Sure would be a better solution to determine why the system cannot handle these miniscul monitor routines and either add system resources (primarily more RAM usually does the trick, and isn't that expensive these days), or find non-essential services that you can remove from the server, or otherwise re-tune your server via various kernel tuning methods. 

Of course, a review of the various service and applicaiton logs might reveal additional issues to resolve that might free up system resources (and make the server capable of handling more processes/tasks). 

 

 

Zahid_Haseeb
Moderator
Moderator
Partner    VIP    Accredited

Yes the reason to show snaps is that I changed the VCS attributes for desire result.

Marianne
Moderator
Moderator
Partner    VIP    Accredited Certified

What makes you ask this question?

Many of our customers have multiple SGs with own dg(s) running on the same node.

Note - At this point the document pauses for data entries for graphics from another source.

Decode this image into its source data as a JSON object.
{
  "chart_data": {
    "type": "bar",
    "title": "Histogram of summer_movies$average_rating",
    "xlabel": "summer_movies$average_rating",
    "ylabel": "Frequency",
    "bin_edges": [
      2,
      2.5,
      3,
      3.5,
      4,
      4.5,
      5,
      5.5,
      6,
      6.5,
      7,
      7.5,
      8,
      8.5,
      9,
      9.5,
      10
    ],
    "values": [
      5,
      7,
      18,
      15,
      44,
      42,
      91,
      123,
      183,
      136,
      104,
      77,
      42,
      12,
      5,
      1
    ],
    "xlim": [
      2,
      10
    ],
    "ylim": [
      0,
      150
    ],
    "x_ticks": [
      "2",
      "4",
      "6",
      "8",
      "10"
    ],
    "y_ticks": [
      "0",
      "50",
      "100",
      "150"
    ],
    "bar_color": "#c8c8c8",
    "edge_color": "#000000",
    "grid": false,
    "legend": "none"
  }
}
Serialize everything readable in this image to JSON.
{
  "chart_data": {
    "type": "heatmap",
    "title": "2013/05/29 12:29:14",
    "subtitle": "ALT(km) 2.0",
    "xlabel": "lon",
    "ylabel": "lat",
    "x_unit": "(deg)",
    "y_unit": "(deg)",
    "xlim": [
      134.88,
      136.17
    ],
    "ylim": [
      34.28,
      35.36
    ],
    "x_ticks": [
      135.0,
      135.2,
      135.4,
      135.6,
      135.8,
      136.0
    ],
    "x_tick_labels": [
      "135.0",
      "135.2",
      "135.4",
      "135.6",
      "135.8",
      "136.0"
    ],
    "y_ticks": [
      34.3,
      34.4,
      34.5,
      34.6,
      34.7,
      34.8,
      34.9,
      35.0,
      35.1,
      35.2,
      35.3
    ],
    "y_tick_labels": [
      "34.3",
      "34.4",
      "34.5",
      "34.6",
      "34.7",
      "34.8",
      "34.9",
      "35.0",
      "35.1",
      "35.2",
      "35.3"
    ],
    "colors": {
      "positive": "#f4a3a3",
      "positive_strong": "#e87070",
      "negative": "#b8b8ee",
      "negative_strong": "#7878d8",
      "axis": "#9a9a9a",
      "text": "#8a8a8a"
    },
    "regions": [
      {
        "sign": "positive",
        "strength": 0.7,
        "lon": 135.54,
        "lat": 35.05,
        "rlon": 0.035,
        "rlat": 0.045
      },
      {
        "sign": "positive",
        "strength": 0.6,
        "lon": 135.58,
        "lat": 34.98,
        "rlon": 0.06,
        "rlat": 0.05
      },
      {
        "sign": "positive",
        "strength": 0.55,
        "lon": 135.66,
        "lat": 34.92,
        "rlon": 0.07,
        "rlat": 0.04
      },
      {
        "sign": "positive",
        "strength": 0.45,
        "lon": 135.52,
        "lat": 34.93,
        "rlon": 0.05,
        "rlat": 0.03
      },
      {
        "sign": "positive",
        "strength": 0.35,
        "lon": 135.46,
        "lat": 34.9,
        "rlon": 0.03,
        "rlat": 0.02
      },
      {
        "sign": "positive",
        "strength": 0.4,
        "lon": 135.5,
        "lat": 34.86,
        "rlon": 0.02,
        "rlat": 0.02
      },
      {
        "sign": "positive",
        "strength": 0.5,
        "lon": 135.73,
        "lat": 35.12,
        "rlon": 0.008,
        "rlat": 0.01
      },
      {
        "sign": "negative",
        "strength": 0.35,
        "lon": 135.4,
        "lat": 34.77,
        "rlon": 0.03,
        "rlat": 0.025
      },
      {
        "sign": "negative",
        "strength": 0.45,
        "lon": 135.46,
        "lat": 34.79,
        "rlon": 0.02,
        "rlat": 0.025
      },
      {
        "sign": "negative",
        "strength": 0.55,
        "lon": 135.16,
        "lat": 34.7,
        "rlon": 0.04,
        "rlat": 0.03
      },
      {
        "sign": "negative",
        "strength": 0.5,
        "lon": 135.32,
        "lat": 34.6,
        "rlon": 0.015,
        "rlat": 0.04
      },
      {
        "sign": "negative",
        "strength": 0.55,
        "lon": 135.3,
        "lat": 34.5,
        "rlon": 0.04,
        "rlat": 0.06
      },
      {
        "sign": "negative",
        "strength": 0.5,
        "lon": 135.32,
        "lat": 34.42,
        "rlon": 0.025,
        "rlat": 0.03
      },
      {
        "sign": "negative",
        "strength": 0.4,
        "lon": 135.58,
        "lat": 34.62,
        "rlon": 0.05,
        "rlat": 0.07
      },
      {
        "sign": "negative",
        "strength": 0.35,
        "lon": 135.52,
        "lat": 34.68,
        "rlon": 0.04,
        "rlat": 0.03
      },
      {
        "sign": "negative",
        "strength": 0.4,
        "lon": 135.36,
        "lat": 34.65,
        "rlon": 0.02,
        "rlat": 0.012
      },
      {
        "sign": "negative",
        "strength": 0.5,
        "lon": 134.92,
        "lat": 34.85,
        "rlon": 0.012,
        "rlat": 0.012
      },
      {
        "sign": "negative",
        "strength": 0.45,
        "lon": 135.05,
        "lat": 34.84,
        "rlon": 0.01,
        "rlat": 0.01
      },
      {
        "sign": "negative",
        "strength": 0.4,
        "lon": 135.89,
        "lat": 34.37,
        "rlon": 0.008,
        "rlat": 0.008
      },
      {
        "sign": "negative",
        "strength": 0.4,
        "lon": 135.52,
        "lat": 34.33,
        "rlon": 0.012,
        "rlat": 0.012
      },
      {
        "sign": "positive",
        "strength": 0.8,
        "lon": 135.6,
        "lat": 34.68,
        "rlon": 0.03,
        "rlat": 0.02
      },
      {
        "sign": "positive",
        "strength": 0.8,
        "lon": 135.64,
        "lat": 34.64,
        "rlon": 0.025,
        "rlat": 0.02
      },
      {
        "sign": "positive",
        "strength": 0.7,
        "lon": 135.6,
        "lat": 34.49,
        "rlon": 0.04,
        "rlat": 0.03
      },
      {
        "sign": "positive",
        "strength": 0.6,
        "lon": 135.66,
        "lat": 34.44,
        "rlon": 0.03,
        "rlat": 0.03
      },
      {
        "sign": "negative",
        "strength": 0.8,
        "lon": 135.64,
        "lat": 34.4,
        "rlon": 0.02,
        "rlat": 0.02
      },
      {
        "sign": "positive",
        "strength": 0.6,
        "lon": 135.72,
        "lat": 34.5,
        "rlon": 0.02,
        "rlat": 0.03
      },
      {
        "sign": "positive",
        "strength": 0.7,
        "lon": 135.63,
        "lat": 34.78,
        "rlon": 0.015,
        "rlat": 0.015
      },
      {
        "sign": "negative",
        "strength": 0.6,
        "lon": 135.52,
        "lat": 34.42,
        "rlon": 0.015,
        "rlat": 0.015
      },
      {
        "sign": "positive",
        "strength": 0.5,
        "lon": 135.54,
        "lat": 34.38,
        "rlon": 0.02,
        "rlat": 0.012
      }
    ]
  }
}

If there are no service group dependencies that specifies 2 SGs cannot run on the same node (for various business or physical resource reasons, not VCS), then it is perfectly fine to have more than one SG with own dg(s) on the same node.

I have never seen documentation to say a single node cannot have multiple DGs under multiple SG.
You cannot have same DG in multiple SGs.

In this particular environment, it seems that your cluster nodes are battling with physical resources that makes more than one SG/dg on a single node undesirable.

Zahid_Haseeb
Moderator
Moderator
Partner    VIP    Accredited

If there are no service group dependencies that specifies 2 SGs cannot run on the same node

 

Cannot have multiple DGs for multiple applications on a single Cluster node ?